The results of the company’s “Chosen by Kids” project features newcomers and classic favorites, including the debut of Sofia the First, a talking doll that has the ability to speak to animals, and the return of Furby, a furry, owl-like creature that interacts with children, for the second consecutive year.
“The Barbie Dreamhouse lasts forever, but not all toys do,” Lakita Brooks said as she admired a 10-foot-tall wall displaying four of this year’s Top 20 toys inside the Augusta Walmart on Deans Bridge Road.
Brooks, 30, has three children, from one month to 7 years old. She is in-between where old-school meets new age.
“I have had the Barbie Dreamhouse since I was 7 and I still play with the toy with my children,” Brooks said. “But children today want every new toy they see, which can be a lot to keep up with each year.”
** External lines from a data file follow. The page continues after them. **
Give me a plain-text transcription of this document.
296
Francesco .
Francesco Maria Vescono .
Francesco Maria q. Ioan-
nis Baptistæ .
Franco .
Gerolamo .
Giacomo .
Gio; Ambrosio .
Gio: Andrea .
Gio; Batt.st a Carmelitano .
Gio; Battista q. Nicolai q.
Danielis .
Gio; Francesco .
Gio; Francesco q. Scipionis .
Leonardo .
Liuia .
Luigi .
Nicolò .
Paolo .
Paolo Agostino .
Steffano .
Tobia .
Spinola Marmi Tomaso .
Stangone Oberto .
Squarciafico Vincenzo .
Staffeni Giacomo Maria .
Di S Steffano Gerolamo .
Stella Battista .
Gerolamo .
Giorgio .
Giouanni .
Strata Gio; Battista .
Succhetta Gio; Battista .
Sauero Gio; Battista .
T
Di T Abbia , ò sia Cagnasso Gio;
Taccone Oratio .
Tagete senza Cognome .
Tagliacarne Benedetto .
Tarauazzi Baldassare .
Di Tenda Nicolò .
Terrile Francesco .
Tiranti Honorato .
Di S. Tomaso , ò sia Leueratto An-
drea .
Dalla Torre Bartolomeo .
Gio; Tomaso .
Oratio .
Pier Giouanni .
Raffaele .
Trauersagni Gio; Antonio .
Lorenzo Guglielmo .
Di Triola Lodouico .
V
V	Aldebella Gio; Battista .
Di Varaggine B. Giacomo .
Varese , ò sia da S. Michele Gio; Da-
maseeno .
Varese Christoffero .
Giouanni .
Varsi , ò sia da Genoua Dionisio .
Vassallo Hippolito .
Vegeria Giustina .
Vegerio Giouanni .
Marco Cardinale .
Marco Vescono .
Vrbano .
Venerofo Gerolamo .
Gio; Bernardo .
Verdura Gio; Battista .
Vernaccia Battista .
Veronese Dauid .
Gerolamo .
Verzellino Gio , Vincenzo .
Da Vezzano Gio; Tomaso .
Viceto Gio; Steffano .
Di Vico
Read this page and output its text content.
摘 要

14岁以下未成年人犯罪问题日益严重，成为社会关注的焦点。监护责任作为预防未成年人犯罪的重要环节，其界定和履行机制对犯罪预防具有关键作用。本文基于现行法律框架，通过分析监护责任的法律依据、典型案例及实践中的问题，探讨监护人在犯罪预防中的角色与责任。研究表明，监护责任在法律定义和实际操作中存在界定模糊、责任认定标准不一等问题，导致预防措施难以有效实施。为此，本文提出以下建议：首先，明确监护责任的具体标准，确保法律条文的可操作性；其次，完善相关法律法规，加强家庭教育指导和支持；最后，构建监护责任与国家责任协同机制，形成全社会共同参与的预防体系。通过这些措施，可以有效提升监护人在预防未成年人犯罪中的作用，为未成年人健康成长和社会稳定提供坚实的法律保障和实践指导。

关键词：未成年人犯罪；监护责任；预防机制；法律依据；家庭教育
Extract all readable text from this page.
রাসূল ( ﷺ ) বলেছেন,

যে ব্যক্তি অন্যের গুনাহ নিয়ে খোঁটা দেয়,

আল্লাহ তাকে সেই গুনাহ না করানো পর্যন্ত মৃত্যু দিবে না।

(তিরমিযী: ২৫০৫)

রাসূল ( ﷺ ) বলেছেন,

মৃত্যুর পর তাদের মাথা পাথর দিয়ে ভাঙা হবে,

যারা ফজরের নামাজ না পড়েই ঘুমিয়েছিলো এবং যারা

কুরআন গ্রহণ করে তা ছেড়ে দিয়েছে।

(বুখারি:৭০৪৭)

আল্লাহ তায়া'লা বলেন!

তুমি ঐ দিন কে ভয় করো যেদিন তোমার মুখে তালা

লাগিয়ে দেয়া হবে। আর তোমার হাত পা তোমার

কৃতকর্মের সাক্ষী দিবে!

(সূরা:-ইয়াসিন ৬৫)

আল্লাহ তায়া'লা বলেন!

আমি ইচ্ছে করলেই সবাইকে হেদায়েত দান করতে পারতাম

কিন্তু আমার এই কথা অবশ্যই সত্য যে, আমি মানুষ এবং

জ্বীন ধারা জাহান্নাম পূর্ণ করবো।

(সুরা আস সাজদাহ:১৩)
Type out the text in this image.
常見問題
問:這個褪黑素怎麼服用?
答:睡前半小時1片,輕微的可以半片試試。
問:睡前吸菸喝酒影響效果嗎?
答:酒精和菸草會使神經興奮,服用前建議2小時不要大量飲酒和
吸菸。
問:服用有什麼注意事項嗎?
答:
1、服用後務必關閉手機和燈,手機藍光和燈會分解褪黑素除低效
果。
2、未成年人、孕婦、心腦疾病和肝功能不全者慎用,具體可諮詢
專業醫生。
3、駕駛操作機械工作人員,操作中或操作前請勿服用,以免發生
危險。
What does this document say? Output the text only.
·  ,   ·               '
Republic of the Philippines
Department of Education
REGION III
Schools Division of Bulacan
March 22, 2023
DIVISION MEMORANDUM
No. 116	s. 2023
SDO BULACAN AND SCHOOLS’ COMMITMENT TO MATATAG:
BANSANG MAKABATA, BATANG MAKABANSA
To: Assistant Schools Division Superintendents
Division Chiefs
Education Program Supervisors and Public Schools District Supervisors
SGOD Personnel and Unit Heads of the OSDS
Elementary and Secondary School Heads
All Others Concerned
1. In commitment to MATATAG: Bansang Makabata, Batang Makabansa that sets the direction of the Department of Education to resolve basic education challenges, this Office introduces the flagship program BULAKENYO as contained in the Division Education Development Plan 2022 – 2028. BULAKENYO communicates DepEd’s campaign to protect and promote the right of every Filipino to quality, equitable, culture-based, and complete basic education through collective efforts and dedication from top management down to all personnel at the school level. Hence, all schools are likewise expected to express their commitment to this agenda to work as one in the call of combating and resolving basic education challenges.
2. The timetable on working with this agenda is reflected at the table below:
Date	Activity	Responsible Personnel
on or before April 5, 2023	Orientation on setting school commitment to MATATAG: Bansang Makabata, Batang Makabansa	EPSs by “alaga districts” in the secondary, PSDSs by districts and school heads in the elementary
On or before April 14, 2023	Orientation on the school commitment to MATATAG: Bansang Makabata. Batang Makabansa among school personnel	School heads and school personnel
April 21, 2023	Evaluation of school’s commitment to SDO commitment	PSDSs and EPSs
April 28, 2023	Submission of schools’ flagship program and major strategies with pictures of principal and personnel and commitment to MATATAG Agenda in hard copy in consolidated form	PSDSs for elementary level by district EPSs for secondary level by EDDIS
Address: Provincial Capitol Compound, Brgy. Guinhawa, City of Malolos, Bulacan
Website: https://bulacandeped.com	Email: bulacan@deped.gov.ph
Warren Wohlgemuth, the store manager of the Deans Bridge Walmart, said that though the company’s electronics always has the hot deals, toys are next in line in terms of popularity and one of the key departments in the supercenter’s Black Friday event.
In honor of the Chosen by Kids project, Wohlgemuth’s staff has four items on special display near the front of the store, including the $159 Barbie Dreamhouse and the ever-popular $79 Teenage Mutant Ninja Turtle Secret Sewer Lair.
The display contains one toy from each age group researched in the study: 18 months to 2 years, 3 to 5 years, 6 to 7 years, and 8 to 10 years.
“This effort gave us a unique opportunity to take the guesswork out of customers’ holiday toy shopping by seeing firsthand what children are interested in today,” Wohlgemuth said.
The Augusta Chronicle toured the store and found four items on special display, with as many as 70 in stock. In the toys section, items were two to five to a shelf.
Toye Hudgins, the entertainment manager at the Deans Bridge Walmart, said employees on all three holiday shifts regularly replenish merchandise and back storage rooms are stocked with product lines that run 20 to 50 items deep.
Hudgins, who routinely hears children strolling through the store telling parents “That’s what I really want,” said in a sense it’s like her staff is an extension of Santa.
“Children have been talking about what they want for Christmas all year long, at least since the summer started, and with our Chosen by Kids feature, parents can come in with their young ones and see this year’s hot items on display, instead of having to dig through the department,” Hudgins said. “It’s a big help.”